Ser la institución educativa marista referente en la región por la excelencia de su propuesta formativa, reconocida por la calidad académica, la innovación educativa, el liderazgo ético y el profundo sentido humanista de su comunidad. Nos distinguiremos por formar personas competentes, comprometidas con su fe, solidarias y socialmente responsables, capaces de responder a los desafíos del mundo contemporáneo mediante el pensamiento crítico, la creatividad, la colaboración y el servicio. Contaremos con docentes altamente preparados y en formación permanente, líderes comprometidos con la mejora continua y familias que participen activamente en el proceso educativo, consolidando una comunidad de aprendizaje que favorezca el bienestar integral y el desarrollo pleno de cada estudiante.

VALORES

Respeto: Vemos a la persona como la imagen y semejanza de Dios, merecedora de nuestro respeto y ternura; como un ser en formación continua y apoyamos su crecimiento en la libertad personal y en el conocimiento de las exigencias y responsabilidades de la vida. Responsabilidad: Sabemos responder como individuos y como grupo a lo establecido por reglamentos y a lo adquirido como obligaciones aceptando sus consecuencias.

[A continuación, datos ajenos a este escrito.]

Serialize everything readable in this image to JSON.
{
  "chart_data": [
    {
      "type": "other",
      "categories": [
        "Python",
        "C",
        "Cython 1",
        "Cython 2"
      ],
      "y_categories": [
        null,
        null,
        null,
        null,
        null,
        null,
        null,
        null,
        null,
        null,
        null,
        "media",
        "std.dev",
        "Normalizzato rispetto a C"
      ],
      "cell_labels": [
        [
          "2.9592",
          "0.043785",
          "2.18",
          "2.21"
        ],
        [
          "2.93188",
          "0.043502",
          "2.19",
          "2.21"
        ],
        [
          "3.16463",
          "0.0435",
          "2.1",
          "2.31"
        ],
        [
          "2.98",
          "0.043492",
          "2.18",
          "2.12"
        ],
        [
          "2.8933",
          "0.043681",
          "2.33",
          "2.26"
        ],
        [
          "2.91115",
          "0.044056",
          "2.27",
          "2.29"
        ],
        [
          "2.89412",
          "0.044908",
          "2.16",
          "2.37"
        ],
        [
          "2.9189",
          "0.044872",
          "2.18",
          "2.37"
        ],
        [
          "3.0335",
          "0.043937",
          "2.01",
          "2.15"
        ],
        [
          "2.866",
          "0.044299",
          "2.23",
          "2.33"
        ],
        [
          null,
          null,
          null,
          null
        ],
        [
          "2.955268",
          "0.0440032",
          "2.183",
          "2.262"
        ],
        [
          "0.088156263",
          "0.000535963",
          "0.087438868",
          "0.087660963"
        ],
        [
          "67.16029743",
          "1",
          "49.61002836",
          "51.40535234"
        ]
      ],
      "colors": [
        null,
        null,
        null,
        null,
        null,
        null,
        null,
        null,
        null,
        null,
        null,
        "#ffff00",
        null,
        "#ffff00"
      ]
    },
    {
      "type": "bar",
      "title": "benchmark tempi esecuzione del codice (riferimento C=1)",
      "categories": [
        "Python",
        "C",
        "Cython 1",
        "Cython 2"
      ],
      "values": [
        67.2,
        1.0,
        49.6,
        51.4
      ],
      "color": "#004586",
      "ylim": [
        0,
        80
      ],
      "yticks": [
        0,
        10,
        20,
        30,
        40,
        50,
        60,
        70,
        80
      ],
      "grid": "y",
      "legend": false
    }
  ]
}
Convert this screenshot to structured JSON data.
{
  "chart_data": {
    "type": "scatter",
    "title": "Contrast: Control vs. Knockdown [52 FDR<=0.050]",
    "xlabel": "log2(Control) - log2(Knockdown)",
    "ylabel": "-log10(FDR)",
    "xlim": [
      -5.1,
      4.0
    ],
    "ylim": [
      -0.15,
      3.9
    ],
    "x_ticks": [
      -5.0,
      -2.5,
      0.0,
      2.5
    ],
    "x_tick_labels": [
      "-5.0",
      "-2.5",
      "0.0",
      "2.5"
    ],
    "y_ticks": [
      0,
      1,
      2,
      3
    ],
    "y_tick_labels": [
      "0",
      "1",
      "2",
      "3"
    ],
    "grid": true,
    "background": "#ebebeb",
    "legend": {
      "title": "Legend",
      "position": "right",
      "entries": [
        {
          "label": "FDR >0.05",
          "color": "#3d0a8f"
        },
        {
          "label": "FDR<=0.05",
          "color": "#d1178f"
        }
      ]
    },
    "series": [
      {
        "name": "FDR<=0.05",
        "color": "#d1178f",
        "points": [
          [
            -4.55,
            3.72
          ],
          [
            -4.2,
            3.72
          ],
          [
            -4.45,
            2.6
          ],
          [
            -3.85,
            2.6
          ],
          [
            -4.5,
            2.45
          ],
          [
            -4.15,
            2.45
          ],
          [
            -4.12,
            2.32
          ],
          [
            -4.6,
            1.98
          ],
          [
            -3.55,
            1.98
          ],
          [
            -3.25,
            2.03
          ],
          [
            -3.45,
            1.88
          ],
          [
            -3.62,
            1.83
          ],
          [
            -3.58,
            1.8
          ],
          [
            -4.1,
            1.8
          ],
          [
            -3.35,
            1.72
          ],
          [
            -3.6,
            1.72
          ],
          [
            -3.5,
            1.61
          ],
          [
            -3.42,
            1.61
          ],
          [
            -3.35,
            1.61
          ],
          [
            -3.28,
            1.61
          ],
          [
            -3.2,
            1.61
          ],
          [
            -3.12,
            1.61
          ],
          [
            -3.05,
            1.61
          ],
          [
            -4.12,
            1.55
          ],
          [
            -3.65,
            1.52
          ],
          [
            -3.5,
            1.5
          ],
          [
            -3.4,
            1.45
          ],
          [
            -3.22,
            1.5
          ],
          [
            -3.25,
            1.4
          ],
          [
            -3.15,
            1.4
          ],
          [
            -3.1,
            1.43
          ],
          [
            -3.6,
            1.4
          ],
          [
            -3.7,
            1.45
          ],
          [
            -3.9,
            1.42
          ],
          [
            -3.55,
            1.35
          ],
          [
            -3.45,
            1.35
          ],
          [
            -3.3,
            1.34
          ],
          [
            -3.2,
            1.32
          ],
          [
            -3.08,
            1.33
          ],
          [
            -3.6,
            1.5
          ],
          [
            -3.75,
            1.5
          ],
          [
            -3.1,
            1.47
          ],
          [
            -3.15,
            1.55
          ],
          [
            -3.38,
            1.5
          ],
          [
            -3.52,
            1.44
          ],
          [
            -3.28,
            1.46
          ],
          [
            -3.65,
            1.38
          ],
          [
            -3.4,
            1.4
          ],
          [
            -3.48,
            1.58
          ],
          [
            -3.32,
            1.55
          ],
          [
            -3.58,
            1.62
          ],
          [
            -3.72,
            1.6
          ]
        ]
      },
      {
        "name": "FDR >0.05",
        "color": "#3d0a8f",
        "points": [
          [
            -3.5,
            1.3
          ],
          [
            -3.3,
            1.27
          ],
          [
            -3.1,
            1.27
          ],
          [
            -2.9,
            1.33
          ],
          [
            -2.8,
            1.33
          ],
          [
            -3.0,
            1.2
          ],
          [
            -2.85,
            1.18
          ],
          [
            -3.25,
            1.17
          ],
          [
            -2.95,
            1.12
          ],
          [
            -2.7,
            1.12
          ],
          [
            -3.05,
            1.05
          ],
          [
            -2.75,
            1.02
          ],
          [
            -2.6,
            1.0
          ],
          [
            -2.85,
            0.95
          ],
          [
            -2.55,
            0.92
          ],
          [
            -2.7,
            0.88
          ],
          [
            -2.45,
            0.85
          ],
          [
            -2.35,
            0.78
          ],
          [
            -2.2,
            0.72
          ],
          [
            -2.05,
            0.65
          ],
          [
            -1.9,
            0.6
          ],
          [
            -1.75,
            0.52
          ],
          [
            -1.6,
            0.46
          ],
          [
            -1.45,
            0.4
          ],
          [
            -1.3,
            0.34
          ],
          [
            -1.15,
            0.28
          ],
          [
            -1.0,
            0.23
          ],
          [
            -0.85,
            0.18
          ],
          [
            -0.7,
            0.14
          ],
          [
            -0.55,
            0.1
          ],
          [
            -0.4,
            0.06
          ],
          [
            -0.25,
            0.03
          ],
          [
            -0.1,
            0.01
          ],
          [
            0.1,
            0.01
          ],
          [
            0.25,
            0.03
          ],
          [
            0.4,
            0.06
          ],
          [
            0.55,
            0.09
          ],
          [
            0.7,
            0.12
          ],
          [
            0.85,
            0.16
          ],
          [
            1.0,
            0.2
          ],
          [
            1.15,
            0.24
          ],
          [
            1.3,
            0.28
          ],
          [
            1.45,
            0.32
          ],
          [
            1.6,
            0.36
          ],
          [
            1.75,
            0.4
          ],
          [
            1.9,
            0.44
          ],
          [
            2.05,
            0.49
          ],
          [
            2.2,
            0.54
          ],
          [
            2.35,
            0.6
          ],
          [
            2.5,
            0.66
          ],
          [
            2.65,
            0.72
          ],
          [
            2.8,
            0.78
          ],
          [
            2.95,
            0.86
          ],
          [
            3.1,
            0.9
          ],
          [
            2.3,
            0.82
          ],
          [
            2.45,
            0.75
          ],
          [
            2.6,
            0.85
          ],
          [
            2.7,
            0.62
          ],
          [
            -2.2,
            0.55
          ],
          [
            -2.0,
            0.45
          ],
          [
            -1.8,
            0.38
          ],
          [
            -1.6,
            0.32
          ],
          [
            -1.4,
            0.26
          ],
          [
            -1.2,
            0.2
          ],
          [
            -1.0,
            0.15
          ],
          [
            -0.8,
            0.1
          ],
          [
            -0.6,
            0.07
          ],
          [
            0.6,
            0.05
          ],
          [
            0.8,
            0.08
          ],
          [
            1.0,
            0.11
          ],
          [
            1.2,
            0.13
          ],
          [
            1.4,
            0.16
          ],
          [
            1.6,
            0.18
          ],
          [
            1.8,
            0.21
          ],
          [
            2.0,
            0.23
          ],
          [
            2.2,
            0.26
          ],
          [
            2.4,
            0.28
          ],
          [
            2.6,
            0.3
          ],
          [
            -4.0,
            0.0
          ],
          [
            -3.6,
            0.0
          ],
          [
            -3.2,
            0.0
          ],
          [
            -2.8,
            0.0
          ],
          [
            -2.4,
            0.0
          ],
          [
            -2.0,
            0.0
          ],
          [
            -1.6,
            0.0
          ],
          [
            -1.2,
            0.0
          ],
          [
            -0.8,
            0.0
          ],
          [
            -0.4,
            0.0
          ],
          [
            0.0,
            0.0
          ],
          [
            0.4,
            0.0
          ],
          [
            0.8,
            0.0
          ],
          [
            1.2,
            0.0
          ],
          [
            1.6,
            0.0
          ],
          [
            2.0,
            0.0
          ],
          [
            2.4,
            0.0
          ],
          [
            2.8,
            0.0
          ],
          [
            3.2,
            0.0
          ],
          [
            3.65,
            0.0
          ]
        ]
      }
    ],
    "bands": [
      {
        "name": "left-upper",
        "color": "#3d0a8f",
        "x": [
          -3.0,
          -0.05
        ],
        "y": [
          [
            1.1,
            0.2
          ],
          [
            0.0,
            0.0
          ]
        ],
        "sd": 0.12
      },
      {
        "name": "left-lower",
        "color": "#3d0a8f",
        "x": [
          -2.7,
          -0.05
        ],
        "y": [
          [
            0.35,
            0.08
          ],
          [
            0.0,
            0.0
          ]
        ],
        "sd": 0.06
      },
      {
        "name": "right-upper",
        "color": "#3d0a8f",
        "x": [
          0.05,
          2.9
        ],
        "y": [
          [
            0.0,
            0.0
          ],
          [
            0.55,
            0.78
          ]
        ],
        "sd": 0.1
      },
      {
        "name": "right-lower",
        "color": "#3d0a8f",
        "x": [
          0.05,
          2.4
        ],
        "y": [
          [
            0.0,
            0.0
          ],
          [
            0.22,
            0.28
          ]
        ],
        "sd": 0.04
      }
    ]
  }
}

Amor al trabajo: Marcelino mostró siempre amor al trabajo útil y funcional, por ello tratamos de estar siempre útilmente ocupados, sabiendo que el trabajo genera productividad.
Solidaridad: 
Luchamos por sentir y aceptar a todo ser humano como hermano, dispuestos a ayudar al más necesitado y conscientes de que todos deben tener oportunidades para superarse y tener una vida digna. Salir de nosotros mismos para entregarnos comprometidamente aún a costa de sacrificios. Sencillez: Nos expresamos y manifestamos con naturalidad, tanto en el porte físico como en nuestras relaciones interpersonales; por este valor nuestras relaciones son auténticas, con expresiones honestas, respetuosas de la dignidad y libertad de las personas.